14)    Be able to use a residual plot to help determine if a
         linear model for a data set is appropriate.  Be able
         to explain your reasoning.
15)    Be able to determine in context, the slope,
         y-intercept, of a least squares regression line.
16)    Be able to read and interpret a computer regression
         output.
17)    Know the definition of: simple random sample SRS.
18)    Know what blinding and confounding variables are:

19)    Understand the meaning of Simpson's Paradox

20)    Know the explanation behind Hawthorne's effect

21)    Understand the aspects of the Rosenthal effect and
         its impact on expected outcomes.
22)    Know the difference between randomization and
         blocking.
23)    Know how to create a simulation for a probability
         problem.
24)    Be clear on the distinction between independent
         events and mutually exclusive events.
25)    Know why can’t mutually exclusive events be
         independent.
26)    Be able to find the mean and standard deviation of
         a discrete random variable.
27)    Recognize binomial and geometric situations.
28)    Never forget hypothesis are always about
         parameters, never about statistics.
29)    Any inference procedure involves four steps.
30)    Know the difference between type I & type II
         errors.
31)    Know how to construct a confidence interval and
         interpret what a confidence interval means.
32)    Be aware of the scale used in creating graphs.
33)    Know the difference between descriptive versus
         inferential statistics.
34)    Know the meaning of statistics.
35)    Quantitative versus qualitative statistics.
36)    Know the process involved when collecting data.
37)    Know your 5 number summary and how it relates to
         the box plot.

What you need to know about one-variable data analysis

38)    Shape of a distribution
39)    Dotplot
40)    Stemplot
41)    Histogram
42)    Measures of center
43)    Measures of spread
44)    5-number summary
45)    boxplot
46)    z-score
47)    density curve
48)    normal distribution
49)    the empirical rule
50)    Chebyshev’s rule

What you need to know about two-variable data analysis

51)    Scatterplots
52)    Lines of best fit
53)    The correlation coefficient
54)    Least squares regression line
55)    Coefficient of determination
56)    Residuals
57)    Outliers and influential points
58)    Transformation to achieve linearity

You need to know about the design of a study, sampling, surveys, and experiments

59)    Samples and sampling
60)    Surveys
61)    Sampling bias
62)    Experiments and observational studies
63)    Statistical significance
64)    Completely randomized design
65)    Blocking

What you need to know about random variables and probability

66)    Probability
67)    Random variables
68)    Discrete random variables
69)    Continuous random variables
70)    Probability distributions
71)    Normal probability
72)    Simulation
73)    Transforming and combining random variables

What you need to know about binomial distributions, geometric distributions, and sampling distributions

74)    Binomial distribution
75)    Normal approximation to the binomial
76)    Geometric distribution
77)    Sampling distribution
78)    Central limit theorem

What you need to know about confidence interval and inference

79)    Estimation
80)    Confidence intervals
81)    t-procedures
82)    choosing a sample size for a confidence interval
83)    p-value
84)    statistical significance
85)    hypothesis testing procedure
86)    errors in hypothesis testing
87)    power of test (not likely on the AP exam)

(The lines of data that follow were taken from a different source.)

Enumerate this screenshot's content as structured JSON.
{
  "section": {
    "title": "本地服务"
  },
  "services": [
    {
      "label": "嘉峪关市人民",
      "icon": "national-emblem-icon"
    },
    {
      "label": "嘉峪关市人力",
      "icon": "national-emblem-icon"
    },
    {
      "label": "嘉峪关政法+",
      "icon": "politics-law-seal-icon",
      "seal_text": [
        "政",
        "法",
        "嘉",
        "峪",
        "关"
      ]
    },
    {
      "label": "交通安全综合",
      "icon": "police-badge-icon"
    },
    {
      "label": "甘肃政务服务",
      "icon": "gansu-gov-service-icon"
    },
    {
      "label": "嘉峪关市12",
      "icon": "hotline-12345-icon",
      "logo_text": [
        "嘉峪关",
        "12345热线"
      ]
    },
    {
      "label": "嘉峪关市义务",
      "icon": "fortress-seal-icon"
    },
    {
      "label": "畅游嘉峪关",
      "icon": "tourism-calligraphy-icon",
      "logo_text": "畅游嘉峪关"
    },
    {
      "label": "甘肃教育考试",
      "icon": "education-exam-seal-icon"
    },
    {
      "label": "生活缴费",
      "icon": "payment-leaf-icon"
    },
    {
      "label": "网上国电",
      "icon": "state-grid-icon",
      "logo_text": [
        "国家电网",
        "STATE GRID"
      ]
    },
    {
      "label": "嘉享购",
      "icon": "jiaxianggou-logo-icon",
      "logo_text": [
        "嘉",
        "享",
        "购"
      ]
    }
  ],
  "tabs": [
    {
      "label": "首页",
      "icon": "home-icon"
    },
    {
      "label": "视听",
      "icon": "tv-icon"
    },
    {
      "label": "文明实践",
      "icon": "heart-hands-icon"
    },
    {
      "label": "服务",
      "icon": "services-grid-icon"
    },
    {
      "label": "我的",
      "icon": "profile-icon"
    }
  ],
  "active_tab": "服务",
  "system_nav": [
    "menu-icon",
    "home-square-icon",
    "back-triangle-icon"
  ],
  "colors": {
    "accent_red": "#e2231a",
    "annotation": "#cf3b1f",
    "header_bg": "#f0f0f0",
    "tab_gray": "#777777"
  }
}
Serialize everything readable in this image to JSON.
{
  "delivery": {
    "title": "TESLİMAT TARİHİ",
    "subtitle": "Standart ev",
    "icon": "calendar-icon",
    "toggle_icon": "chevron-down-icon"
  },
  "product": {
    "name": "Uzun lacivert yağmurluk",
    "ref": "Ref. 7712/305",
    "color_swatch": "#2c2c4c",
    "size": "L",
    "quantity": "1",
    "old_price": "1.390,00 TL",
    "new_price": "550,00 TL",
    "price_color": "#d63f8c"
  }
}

What you need to know about inference for means and proportions

88)  The logic of hypothesis testing
89)  Z - procedures and t procedures
90)  Inference for a population mean
91)  Inference for the difference between two population
       means
92)  Inference for a population proportion
93)  Inference for the difference between two population
       proportions

What you need to know about the inference for regression

94)  Simple linear regression
95)  Significance test for the slope of a regression line
96)  Confidence interval for the slope of a regression line
97)  Interference for regression using technology

What you need to know for categorical data:  chi-square
These are called non-parametric tests meaning that the shape of the population is irrelevant.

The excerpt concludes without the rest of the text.